You may have heard of the cascade of intervention that can happen in a labour where, if a woman is induced, her pains will be much harder to bear than normal so she will need pain relief which may make it more difficult for her to push when the time comes which may lead to the use of forceps which requires an episiotomy or even a C section. You end up with a sore and traumatised, stitched up woman and a baby who might not want to feed because he is bruised and full of drugs which upset his stomach just at the crucial time when you are trying to establish breastfeeding which will strengthen the bond between mother and baby, protect the baby's health for years to come and protect his mother from breast cancer. The war is lost for the want of a nail. (Homoeopathy is incredibly useful in labour and if you are my patient I will give you every help I can to ensure good progression in labour and pain relief). But I am referring to the cascade of interventions in labour just as an example of how one thing can lead to another and another to the next.


There are so many knots that we can get our lives into where small things add up and up over the years; think of the teenager who has a sports injury, looses physical confidence and doesn't want to go back on the pitch, puts on weight from lack of exercise then loses confidence some more and doesn't want to see her friends. Or think of the teething baby who cries night after night, ends up with an exhausted mother who is dragging through the days unable to meet his needs which makes him more and more clingy and her more and more exhausted and both of them anxious when it is time for the baby to go to the creche where he catches every available bug because he is so below par. If that teenager had the homoeopathic remedy arnica on the day she hurt herself and the baby had chamomilla for his teething neither of these stories would unfold like this.


Most of the people I see in my practice have a back story where one thing has lead to another and another and at each step their health has suffered, hardly noticeably at first but worse as the years go on. People end up in situations they find intolerable; the job they once loved is now too stressful, the people they live with give them no peace. As health suffers over the years so does patience and sense of humour and courage and love.
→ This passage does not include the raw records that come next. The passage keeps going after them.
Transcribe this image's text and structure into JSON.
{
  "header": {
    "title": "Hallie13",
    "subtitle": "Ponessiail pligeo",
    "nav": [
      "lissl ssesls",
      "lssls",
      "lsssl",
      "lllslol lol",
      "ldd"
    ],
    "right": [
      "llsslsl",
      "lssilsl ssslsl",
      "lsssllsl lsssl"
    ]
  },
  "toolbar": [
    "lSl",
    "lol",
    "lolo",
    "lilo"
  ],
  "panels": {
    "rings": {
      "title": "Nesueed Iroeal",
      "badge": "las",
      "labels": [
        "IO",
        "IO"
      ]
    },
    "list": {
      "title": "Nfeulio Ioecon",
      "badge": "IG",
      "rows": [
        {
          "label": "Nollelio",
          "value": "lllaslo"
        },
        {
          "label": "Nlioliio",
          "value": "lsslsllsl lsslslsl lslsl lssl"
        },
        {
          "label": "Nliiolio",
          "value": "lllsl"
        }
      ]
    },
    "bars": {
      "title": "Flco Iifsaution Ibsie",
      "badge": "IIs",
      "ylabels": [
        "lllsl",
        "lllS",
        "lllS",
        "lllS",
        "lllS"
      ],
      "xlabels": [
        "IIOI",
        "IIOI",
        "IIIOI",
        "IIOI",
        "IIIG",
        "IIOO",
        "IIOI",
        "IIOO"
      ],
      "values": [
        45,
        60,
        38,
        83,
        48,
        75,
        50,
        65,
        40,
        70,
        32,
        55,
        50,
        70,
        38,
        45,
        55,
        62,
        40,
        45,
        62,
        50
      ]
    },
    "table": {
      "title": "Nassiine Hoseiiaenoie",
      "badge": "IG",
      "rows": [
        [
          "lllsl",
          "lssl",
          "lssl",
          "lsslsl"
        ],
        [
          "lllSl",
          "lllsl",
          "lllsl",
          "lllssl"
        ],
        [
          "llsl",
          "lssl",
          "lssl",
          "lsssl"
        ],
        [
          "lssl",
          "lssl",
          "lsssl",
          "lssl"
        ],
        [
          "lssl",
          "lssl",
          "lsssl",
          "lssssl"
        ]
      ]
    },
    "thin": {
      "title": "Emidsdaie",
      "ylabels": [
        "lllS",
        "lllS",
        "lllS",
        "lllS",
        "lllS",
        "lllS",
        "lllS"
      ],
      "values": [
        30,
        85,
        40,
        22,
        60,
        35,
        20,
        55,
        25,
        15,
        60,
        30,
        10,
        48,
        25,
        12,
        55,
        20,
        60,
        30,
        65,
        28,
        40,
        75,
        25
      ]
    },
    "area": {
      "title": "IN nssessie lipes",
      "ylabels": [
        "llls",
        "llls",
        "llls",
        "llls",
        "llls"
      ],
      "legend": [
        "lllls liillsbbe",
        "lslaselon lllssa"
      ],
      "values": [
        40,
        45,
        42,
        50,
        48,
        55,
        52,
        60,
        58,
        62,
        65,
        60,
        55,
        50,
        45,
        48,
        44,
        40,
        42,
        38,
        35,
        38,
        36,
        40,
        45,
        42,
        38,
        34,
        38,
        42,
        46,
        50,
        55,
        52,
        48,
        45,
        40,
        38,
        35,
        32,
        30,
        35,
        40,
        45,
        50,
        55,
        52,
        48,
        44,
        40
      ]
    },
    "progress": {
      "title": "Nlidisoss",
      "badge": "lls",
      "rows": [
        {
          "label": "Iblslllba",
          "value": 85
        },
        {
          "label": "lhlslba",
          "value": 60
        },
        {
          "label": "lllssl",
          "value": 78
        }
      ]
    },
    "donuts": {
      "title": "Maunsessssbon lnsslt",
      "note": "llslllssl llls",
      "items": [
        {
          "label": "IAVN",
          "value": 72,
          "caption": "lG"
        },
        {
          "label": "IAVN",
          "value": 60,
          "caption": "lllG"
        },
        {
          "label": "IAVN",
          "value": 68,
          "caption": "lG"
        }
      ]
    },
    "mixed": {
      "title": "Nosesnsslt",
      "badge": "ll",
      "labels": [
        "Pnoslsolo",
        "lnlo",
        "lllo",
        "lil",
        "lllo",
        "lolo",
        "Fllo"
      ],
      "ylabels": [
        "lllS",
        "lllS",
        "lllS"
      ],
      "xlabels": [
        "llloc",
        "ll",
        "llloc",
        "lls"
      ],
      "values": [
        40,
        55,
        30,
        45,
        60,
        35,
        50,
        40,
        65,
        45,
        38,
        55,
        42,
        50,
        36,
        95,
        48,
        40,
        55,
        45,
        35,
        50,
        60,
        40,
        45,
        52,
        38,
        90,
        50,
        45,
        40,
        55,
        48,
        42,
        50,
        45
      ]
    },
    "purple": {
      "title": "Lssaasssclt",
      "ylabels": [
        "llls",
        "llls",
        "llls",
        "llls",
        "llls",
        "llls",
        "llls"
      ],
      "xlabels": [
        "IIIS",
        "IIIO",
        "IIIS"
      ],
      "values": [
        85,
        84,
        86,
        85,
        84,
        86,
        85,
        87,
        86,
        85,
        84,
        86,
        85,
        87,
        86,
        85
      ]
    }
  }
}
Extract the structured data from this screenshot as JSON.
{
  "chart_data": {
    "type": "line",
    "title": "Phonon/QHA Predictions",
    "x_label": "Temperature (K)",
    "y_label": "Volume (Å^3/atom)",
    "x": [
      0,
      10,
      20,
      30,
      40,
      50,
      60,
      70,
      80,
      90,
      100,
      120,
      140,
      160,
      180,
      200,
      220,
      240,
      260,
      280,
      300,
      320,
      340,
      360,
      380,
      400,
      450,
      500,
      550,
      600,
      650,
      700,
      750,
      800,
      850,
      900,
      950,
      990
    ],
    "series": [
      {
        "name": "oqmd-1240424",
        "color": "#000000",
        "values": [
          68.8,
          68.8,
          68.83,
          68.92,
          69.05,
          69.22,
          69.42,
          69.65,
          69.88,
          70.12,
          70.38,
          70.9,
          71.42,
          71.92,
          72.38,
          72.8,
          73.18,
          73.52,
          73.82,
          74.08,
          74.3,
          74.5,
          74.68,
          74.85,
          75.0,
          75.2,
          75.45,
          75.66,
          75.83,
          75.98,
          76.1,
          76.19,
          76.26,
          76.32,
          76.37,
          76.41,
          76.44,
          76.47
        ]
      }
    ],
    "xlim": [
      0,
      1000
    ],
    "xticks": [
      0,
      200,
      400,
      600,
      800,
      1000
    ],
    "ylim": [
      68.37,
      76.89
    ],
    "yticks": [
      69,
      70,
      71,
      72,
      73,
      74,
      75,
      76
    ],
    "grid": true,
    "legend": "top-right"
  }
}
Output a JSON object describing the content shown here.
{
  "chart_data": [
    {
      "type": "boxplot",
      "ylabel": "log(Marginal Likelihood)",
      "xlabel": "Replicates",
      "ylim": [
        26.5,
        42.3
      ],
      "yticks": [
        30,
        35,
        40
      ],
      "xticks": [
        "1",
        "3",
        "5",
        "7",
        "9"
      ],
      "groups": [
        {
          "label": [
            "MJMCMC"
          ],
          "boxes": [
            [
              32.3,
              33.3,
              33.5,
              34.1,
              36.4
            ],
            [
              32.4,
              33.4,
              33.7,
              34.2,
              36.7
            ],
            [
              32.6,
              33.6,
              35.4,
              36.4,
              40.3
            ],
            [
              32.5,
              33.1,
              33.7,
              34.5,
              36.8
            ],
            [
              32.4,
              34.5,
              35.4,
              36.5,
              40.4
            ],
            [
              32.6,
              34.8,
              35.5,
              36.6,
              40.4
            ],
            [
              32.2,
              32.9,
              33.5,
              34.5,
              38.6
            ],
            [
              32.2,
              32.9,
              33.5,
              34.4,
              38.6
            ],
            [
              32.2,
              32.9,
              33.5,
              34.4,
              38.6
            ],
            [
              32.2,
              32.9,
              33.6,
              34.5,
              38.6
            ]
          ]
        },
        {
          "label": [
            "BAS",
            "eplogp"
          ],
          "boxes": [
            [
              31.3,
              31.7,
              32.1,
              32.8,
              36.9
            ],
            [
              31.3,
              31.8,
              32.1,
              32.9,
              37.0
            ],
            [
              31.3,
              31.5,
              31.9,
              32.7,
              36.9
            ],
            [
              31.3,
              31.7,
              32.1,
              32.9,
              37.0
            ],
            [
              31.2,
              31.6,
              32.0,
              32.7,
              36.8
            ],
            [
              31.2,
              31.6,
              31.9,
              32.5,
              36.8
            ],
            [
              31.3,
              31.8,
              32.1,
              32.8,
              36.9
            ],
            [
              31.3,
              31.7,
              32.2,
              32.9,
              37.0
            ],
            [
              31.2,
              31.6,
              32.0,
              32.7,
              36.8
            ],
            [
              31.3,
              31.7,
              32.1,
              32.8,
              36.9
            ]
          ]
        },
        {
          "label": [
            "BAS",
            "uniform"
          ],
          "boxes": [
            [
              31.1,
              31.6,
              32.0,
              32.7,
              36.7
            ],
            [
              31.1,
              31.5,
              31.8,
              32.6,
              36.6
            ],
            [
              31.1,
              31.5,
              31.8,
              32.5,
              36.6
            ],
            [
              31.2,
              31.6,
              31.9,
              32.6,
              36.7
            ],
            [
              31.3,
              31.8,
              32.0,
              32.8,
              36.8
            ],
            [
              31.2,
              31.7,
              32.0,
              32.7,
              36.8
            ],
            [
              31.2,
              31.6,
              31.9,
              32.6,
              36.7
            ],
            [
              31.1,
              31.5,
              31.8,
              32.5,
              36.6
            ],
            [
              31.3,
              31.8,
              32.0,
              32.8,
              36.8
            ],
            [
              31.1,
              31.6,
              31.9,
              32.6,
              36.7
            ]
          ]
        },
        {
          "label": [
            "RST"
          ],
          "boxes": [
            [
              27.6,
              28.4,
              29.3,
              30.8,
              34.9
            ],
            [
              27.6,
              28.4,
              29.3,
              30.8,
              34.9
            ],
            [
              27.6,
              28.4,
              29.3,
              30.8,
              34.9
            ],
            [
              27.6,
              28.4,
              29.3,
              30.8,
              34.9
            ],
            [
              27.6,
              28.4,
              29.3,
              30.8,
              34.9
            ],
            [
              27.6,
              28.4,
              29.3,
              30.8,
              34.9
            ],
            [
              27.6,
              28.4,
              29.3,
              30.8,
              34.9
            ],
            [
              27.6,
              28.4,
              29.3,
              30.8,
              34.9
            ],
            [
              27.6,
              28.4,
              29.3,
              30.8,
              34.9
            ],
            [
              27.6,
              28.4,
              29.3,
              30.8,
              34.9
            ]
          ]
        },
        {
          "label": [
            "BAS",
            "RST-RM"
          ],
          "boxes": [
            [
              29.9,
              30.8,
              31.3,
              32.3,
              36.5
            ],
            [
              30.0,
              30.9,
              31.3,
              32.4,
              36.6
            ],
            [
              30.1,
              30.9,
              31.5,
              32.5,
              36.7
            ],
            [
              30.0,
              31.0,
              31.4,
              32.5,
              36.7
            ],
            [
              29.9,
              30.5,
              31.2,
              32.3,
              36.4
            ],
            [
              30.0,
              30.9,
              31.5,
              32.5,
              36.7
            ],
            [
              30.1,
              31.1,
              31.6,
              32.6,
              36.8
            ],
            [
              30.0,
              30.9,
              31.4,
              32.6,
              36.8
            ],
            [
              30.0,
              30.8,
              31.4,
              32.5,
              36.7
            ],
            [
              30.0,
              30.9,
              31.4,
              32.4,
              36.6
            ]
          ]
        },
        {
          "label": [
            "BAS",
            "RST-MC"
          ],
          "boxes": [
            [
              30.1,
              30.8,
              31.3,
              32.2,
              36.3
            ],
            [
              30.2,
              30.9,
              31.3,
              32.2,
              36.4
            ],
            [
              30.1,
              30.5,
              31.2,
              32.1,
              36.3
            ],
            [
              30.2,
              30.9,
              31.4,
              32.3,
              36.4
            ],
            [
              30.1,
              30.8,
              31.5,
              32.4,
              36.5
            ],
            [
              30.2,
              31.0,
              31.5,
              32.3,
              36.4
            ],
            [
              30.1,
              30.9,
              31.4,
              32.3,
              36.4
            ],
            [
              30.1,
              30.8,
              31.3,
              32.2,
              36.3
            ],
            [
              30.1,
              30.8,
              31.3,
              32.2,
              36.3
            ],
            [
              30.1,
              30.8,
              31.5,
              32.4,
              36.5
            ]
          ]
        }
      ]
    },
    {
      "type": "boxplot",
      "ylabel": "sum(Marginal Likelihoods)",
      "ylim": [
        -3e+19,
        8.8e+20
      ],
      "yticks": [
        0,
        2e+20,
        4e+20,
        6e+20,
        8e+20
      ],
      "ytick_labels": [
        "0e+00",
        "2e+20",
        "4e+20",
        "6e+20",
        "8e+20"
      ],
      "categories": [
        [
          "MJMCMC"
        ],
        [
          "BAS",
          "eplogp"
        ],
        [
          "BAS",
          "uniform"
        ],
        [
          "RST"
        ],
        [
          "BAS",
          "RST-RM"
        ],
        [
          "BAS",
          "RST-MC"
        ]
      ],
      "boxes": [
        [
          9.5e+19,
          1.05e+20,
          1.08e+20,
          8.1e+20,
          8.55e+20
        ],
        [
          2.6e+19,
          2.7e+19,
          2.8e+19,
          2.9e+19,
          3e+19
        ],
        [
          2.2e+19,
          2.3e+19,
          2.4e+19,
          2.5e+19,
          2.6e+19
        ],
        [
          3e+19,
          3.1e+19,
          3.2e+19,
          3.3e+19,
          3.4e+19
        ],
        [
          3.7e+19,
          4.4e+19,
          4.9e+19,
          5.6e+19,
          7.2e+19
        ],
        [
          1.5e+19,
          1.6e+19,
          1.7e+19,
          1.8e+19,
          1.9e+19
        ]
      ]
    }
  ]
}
My job as a homoeopath is to listen to the story, try to understand the tightest part of the knot and how it got tied then find the homoeopathic remedy that matches that particular situation. This is when I get to see the tide change that I love. The remedy gets the person back on track and they begin to use their energy to sort themselves out. Health improves, confidence builds, a sense of humour returns. I have literally seen lonely people find their soul mate and fall in love, troubled teenagers welcomed back into the bosom of their family and people re-engaging with a work situation or a home life that they had thought was impossible. I can't claim that homoeopathy did all that but it did untie the knot that was preventing those people from living the happiest, fullest life that they could live.


It is a full year today since I returned from Tanzania. I miss my friends and patients there intensely but it has been a very satisfying year's work watching the tide turn for so many of my patients here.